Branches and Jumps
Branches use PC-relative mode to find their target address. Jumps use direct mode.
We need to see how these address modes differ.
Here is some code with branches and jumps sprinkled around in it.
The column of comments contains plausible addresses for each of the instructions.
Notice that they all have the same target address: 0x00400048
add $3 $4 $5 # 0x00400000
beq $1 $2 place # 0x00400004
add $3 $4 $5 # 0x00400008
add $3 $4 $5 # 0x0040000C
j place # 0x00400010
add $3 $4 $5 # 0x00400014
add $3 $4 $5 # 0x00400018
add $3 $4 $5 # 0x0040001C
beq $1 $2 place # 0x00400020
add $3 $4 $5 # 0x00400024
add $3 $4 $5 # 0x00400028
add $3 $4 $5 # 0x0040002C
j place # 0x00400030
add $3 $4 $5 # 0x00400034
add $3 $4 $5 # 0x00400038
add $3 $4 $5 # 0x0040003C
add $3 $4 $5 # 0x00400040
add $3 $4 $5 # 0x00400044
place: add $3 $4 $5 # 0x00400048
We will assemble the branches into hexadecimal.
- PC-relative mode adds an offset to the program counter
- by the time this happens, the program counter has advanced to point to the instruction
after the branch
- the times-4 trick is in play, so the offset is a count of words, not bytes
We will simulate this by hand.
- Start counting at the instruction following the first branch and go to the target. I get 16
- The box looks like this
So the hexadecimal is 0x10220010. If that's a problem for you, consult the "Real Branches" web page.
- Start counting at the instruction following the second branch and go to the target. I get 9
- The box looks like this
So the hexadecimal is 0x10220009. If that's still a problem for you,
consult the "Real Branches" web page again.
Now let's do it as the assembler does it
- we need to subtract the address of the instruction after the branch from the address of the target
- that is, we need to compute targetAddress - (branchAddress + 4)
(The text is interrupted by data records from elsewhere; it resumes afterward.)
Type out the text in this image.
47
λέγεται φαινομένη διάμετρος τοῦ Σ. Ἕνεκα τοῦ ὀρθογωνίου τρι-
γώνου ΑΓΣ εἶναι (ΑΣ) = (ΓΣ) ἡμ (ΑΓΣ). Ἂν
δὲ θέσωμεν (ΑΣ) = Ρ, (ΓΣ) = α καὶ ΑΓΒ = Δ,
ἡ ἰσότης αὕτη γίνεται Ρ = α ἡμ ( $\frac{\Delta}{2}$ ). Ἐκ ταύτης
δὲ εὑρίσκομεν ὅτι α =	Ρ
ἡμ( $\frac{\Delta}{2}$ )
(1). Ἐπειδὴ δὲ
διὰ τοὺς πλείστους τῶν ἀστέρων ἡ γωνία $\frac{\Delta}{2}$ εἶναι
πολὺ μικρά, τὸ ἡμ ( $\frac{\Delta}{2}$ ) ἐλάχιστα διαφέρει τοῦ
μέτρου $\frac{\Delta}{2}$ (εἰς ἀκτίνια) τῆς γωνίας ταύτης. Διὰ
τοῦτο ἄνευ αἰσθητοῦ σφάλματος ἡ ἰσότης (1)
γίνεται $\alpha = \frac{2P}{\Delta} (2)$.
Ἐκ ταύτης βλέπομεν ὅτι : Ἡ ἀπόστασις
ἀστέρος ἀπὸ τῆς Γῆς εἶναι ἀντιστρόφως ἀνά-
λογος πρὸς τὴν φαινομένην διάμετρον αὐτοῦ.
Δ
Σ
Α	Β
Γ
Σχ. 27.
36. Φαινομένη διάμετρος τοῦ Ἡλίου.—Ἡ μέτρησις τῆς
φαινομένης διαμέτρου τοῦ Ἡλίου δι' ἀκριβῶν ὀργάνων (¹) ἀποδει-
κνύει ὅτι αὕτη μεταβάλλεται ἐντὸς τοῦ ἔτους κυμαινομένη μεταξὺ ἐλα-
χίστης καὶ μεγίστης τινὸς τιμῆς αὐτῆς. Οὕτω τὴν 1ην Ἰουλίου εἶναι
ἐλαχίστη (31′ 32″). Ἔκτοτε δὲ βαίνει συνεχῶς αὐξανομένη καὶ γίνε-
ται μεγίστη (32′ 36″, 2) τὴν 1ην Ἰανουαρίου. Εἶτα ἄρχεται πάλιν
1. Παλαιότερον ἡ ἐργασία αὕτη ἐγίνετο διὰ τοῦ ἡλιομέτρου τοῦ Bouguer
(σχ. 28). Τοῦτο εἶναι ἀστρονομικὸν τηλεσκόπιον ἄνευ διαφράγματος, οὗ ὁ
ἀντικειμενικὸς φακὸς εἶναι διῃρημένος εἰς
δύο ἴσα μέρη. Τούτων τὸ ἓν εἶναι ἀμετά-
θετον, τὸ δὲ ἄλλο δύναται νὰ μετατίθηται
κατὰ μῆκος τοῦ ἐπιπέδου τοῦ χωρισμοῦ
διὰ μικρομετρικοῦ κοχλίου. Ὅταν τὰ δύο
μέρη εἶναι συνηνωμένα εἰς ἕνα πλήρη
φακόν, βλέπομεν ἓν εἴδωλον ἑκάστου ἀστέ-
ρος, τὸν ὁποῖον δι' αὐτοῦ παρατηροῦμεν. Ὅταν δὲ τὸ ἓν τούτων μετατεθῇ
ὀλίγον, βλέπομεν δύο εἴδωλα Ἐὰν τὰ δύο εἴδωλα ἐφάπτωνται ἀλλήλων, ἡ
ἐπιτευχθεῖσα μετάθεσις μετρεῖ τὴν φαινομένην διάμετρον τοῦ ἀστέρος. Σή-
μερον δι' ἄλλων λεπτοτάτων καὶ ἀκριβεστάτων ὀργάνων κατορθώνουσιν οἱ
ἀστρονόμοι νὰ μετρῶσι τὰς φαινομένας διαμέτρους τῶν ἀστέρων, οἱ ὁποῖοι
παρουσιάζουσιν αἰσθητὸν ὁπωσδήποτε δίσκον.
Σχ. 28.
- removing the parentheses (5th grade, 6th grade? I forget) gives us targetAddress - branchAddress - 4
- start by computing 0x00400048 - 0x00400004 = 0x44
- now subtract the extra 4 and we get 0x40
- divide by 4 to take care of the times-4 trick; that gives us 0x10 or 16 decimal
- that's the same thing that we got when we counted by hand; fancy that!
- and the rest follows exactly as when we did it by hand
- now let's do the second branch
- start by computing 0x00400048 - 0x00400020 = 0x28
- now subtract the extra 4 and we get 0x24 = 36 decimal
- divide by 4 to take care of the times-4 trick; that gives us 9 decimal
- that's the same thing that we got when we counted by hand; fancy that!
- and the rest follows exactly as when we did it by hand
Now let's assemble the jumps into hexadecimal.
- direct mode just stuffs its address value into the program counter instead of adding to it
- that means that we just put the target address into the instruction
- however, the times-4 trick is also in play here, so we need to divide the target address by 4 first
- in both of our cases the target address is 0x00400048; dividing that by 4 gives us 0x00100012
- that's what we put into the 26-bit address field of both jump instructions
- The box looks like this
So the hexadecimal is 0x08100012. If that's a problem for you,
consult the "Jumps Use Direct Mode" web page.
Here are some things that should jump out at you:
- jumps with the same target are exactly the same wherever they are
- branches with the same target have different offsets depending on where they are,
so they will be different in each location
Notice that the example code for this page begins at address 0x00400000,
which is the same place that MARS begins the text segment.
That means that you can copy this code and paste it into MARS
to verify all the calculations that we did here.